To start 2022, InCountry Founder & CEO Peter Yared sat down with staff to discuss some company-related questions. Part II, to come in a few weeks, features industry-related questions.
– How did the idea of creating a data residency company come about?
PY: We came up with this idea even before GDPR. Marc and I started working on the company five years ago actually, and the basic thesis was every country would want to manage their citizens’ data. And in a lot of countries, it was the citizens demanding it; somebody sitting in Germany was like, “What is going on with my data if it’s sitting in the US?”
So the basic thesis was, how’s the country going to manage their citizens’ data? Well the first step is, mandate that the data be in the country. And then, if it goes somewhere else, have rules on how it’s treated. And that’s what GDPR was—GDPR is actually data residency.
-Where is the company’s focus in 2022?
PY: To intensify our relationships in China, Saudi Arabia, and other key markets, and then expand our offerings into payments and other sectors like IoT.
-What role will China play in the company’s future?
PY: A huge role. It’s the second largest economy in the world, multinational companies want to operate there, and many do, and it’s critical that they comply with local laws there. If you’re in China, you have to operate under their rules and regulations if you want to access the market, and data is a critical part of that. We think it’s a huge opportunity and we have a key partnership with Alibaba Cloud, and we’re investing heavily in China. I think it’s a great market.
-What role will India play in the company’s future?
PY: It’s interesting, we have a lot of interest from India.
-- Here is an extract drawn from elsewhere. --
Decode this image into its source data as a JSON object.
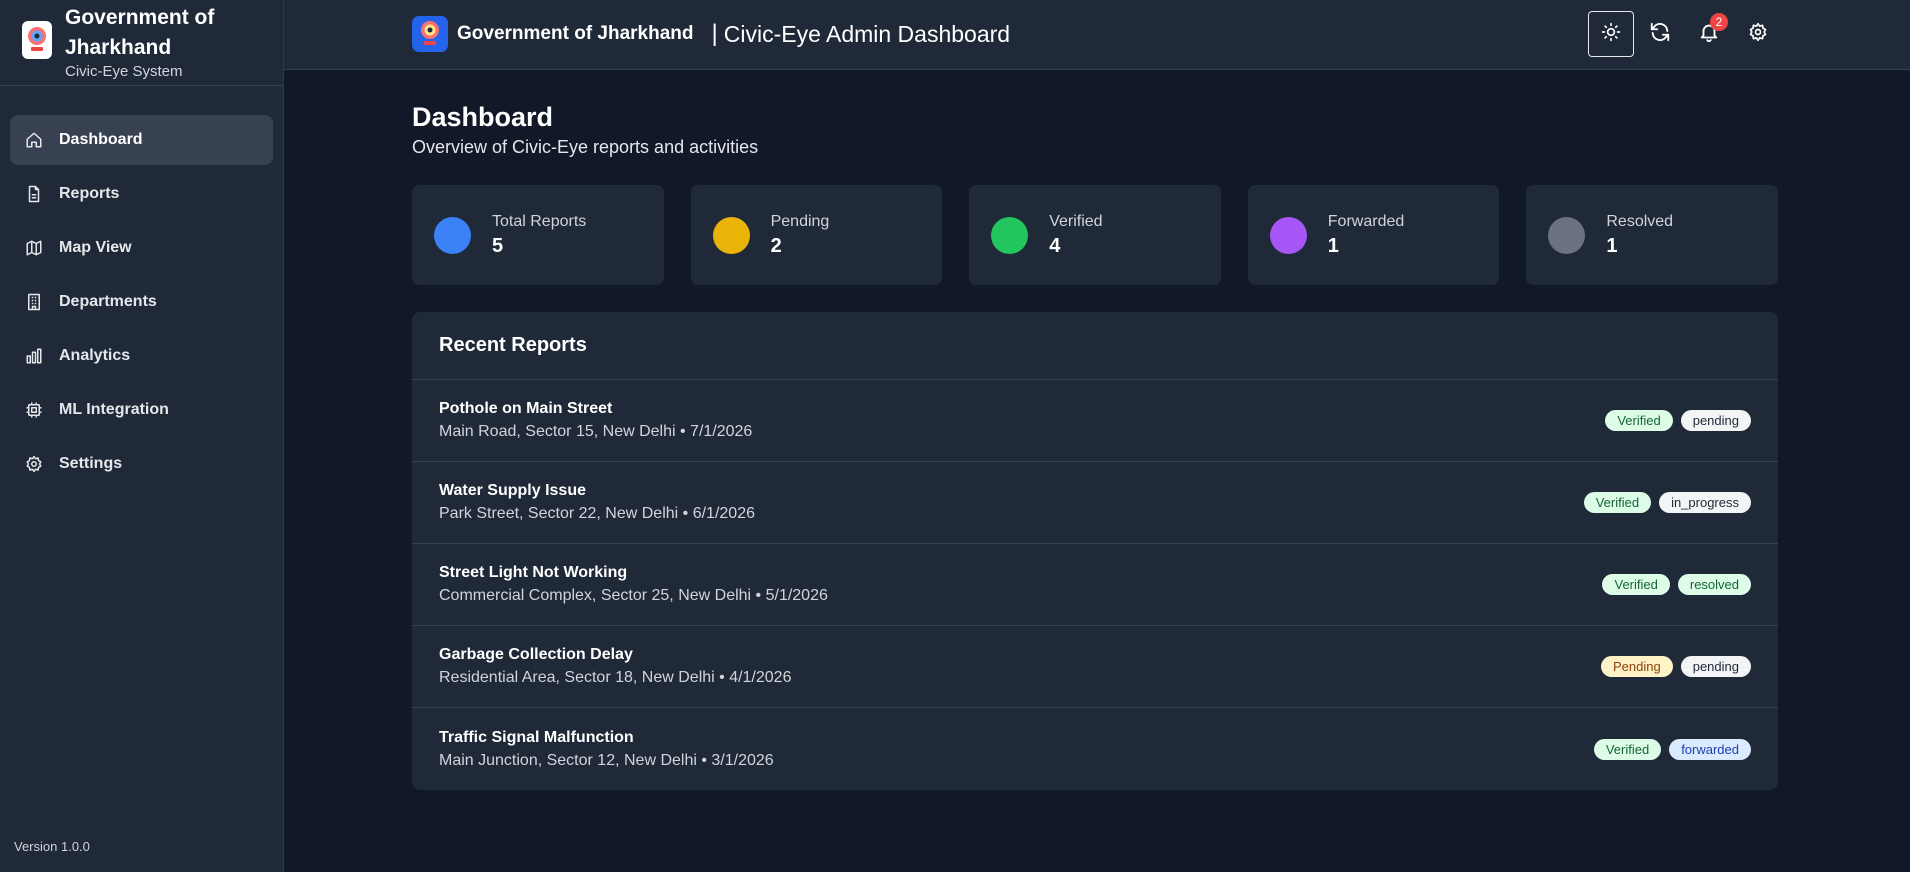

It’s the third highest number of hits to our website and it’s one of the top markets where payments are regulated. We think it’s going to be a big market for us in 2022 with our Payment Vault.
-Is there any reason India hasn’t taken off yet the way China has?
PY: In India, primarily it’s payments that are regulated. So we introduced a Payment Vault, but it was only about three months ago, so we now have an offering that’s suitable to that market.
-How does the US lacking federal data regulations affect InCountry, if at all?
PY: It doesn’t affect us at all because most people don’t have problems operating in the United States, that are our customers. Multinational companies generally are in the US market already and operating here effectively.
-What is the single achievement InCountry has had that you’re most proud of?
PY: It’s the result of the achievement, which is that we have a lot of Fortune 100 companies storing basically the only copy of highly regulated sensitive data with us. That achievement I’m proud of mainly because you can only do that if all the teams work together: engineering, compliance, operations, and marketing. If every function of the company wasn’t functioning correctly, there’s no way you’re closing a Fortune 100 company.
We’re only a three-year-old company and if you look at our customer list, it’s very rare for a young company like us to be trusted and again, this falls into the single achievement I’m most proud of. We‘ve built something, and very quickly, that large companies trust with their data, and that’s very rare to do.
– What can you recommend for companies that start thinking about data compliance?
PY: It’s a funnel. The first thing you have to figure out is what data do I have to manage? And what data is regulated that I run in what systems? Most companies are running nearly fifty different SaaS systems, a bunch of internal apps, there are spreadsheets floating around, so the first step is, what’s out there that’s regulated?
There’s companies that can help you with that, like BigID. Then the next thing you have to do is say, “now I know I have regulated data, how do I treat it?” A big thing is you have to have a cookie consent, and you have to be able to handle document subject requests, and the right to be forgotten in certain markets—that’s all a matter for companies like OneTrust and places like that.
Then the next step is data loss prevention. “Ok I know I have data, how do I prevent it from leaking or getting breached?” There’s companies like Privitar in that segment.
Then at the very bottom of the funnel is something so regulated, it’s a hot potato for me to handle myself—credit card information as an example of that. Most companies do not have the fields in their database anymore for that info because their cyberinsurance policy would go through the roof and they’d have to implement PCI DSS throughout the entire organization, or create a separate division with its own rules that’s separated from everybody else.
That’s where we fit in. We fit into that hot potato data market. It’s so difficult to manage and regulate data in places like China, Indonesia, and Vietnam that companies have to go to somebody else and let them handle it. And generally, when companies come to us, they already know they need us.